Oscorp Limited, a Chinese Company, and Quazi Designs, a United Kingdom based company, entered an agreement that provided for their collaboration in widget designing. The joint venture arose due to both companies recognition of the benefits arising from such cooperation. Due to its long experience in the designing of widgets, Quazi will undertake all the design work and review Oscorp projects to provide suggestions for their improvements. Oscorp in its part would undertake the fabrication of widgets per designs provided by Quazi. While the designs will remain the intellectual property of Quazi, both parties have to agree on the commercial exploitation of the information.
Background intellectual property refers to the developer rights essential to the supply of the required software, and that were in existence before the collaboration. In the case of Oscorp and Quazi, Section 1 acknowledges the existence of Quazi’s expertise in designing of widgets. This clause, as such, is further cemented by Section 2 that acknowledges the usage of designs provided by Quazi’s Limited. Foreground intellectual capacity, on the other hand, is the intellectual property that arises during the collaboration up to the property in the software produced. Section 5 of the agreement vests all the design intellectual property in Quazi, although both parties have to consent prior to exploitation of the knowledge.
Quazi may view Section as too narrow and restrictive in its scope. By requiring Quazi to keep all information given to it confidential, the clause is one sided. While a non-disclosure clause fetters Quazi, Oscorp has no such restrictions. Quazi may wish to widen the agreement to provide that Oscorp will also keep any trade secret shared with them during the collaboration confidential. Such broadening of the section would ensure the security of both firms trade secrets.
Quazi may wish to include a provision that restrict Oscorp from dealing with any other company during their period of collaboration. While the memorandum is not usually a legally enforceable document, a lock-out provision would be binding during the period it was operational. Such a provision would be essential to ensure that both companies could go ahead with their negotiations in good faith by providing for exclusivity while negotiating.
Quazi may also wish to include a timetable clause in the agreement. Where huge expenses are incurred before reaching a final agreement, Quazi may wish to have a time limit between the signing of the agreement and conclusion of negotiations.
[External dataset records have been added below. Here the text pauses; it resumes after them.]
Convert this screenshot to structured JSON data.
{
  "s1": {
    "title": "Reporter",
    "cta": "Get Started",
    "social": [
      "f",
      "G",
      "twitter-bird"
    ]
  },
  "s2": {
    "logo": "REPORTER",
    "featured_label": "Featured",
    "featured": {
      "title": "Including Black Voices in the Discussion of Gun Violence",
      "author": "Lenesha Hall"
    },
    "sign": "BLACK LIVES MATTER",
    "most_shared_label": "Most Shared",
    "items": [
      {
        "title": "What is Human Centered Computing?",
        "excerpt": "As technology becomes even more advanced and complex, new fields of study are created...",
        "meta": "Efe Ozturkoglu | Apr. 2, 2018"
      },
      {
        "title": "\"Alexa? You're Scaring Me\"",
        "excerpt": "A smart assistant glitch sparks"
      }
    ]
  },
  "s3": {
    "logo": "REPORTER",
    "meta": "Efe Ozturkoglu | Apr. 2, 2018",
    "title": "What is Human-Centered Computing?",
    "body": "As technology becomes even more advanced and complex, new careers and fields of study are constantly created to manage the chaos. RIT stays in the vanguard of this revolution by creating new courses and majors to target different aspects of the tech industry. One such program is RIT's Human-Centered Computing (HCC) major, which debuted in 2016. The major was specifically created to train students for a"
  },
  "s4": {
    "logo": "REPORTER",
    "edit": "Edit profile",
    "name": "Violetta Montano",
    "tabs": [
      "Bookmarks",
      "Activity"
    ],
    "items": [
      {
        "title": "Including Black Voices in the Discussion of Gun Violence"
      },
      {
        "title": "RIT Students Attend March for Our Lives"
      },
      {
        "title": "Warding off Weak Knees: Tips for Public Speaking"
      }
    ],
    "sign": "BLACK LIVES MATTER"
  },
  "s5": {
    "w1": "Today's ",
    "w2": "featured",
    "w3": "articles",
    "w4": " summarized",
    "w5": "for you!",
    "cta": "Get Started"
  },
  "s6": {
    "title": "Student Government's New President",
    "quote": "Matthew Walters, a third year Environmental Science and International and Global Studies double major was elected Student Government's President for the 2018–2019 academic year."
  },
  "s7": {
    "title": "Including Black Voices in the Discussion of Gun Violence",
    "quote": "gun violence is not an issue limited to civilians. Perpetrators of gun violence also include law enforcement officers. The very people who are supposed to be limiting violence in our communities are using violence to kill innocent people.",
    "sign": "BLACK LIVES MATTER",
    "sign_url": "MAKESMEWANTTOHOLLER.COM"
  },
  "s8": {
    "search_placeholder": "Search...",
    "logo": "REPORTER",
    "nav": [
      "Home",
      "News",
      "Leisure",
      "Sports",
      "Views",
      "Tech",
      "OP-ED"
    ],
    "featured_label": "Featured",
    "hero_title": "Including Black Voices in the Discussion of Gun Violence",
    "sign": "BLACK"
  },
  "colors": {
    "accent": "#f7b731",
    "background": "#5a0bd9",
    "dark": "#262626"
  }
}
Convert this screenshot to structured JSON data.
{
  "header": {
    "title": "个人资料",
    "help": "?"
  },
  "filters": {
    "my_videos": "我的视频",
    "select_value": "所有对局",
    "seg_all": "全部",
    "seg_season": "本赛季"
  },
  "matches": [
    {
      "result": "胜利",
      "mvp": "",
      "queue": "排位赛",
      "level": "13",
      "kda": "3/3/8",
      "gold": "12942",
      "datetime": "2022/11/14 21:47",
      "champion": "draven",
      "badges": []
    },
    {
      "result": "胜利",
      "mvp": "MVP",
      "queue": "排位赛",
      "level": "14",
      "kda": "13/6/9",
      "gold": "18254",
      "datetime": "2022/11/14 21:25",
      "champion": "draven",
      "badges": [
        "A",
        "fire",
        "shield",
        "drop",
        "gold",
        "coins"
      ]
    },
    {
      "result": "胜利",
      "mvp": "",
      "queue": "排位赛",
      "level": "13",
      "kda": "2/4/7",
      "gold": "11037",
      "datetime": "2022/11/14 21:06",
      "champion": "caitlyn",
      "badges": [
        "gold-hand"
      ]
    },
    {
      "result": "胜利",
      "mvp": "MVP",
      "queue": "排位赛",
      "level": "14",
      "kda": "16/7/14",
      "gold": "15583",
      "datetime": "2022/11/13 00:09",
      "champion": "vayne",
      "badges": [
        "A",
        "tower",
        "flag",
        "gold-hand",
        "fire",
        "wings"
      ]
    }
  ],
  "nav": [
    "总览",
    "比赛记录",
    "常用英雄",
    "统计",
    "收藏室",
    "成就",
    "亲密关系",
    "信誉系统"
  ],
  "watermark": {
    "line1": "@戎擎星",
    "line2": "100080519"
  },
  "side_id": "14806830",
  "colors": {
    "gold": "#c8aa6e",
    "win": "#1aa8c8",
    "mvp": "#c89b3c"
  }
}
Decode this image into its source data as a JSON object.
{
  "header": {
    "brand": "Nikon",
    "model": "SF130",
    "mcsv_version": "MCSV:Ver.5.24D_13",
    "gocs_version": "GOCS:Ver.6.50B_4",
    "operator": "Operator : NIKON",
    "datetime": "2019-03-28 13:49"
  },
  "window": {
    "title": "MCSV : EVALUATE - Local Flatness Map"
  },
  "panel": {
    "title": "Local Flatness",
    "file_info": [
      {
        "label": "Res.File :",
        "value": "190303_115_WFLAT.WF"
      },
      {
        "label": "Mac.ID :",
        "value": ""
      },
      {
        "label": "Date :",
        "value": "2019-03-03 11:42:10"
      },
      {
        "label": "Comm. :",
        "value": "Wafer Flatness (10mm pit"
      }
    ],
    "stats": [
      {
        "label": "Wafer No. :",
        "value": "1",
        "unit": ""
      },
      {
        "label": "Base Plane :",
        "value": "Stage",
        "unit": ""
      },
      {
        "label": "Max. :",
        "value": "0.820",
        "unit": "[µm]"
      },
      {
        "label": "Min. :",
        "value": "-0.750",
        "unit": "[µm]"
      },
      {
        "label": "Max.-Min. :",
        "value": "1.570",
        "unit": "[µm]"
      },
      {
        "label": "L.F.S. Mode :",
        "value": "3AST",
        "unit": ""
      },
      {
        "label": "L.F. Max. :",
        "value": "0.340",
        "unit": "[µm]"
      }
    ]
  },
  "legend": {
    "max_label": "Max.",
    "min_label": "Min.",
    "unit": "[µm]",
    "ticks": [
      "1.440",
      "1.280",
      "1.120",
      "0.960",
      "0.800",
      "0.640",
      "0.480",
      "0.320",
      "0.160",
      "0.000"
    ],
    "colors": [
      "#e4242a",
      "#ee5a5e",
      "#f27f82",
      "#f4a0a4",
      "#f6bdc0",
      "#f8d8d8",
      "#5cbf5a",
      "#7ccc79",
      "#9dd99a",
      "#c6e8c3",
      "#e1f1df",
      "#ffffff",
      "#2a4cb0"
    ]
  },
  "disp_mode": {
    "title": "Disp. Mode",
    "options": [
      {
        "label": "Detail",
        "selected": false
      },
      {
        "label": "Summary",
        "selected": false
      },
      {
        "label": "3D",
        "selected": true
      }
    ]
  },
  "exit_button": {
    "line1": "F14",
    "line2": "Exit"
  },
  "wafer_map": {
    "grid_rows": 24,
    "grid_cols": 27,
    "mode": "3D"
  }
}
Such a time limit may be necessary to reduce operational cost and to keep the negotiation on track. The usage of the memorandum as a negotiation tool would also help to determine how the costs incurred before the final agreement are shared. While they may be minimal, whichever party that bears them ought to be aware from the beginning. Where the cost may be substantial, a way of sharing the cost will have to be included in the memorandum.
Quazi may also wish to limit Oscorp from future partnership with rival companies. Such restriction would be fashioned to ensure that Oscorp did not within a certain period after the dissolution of the joint venture collaborate with Quazi’s direct competitors. The restriction may be necessary to prevent poaching of Oscorp by a rival firm.
References
Campbell, D., 2009. International Joint Ventures. 1st ed. London: Kluwer Law International.
Information Security, 2008. Securing Intellectual Property: Protecting Trade Secrets and Other Information Assets. Revised ed. London: Butterworth-Heinemann.
Schulze, R., 2007. New Features in Contract Law. 1st ed. berlin: Sellier, European Law Publishers.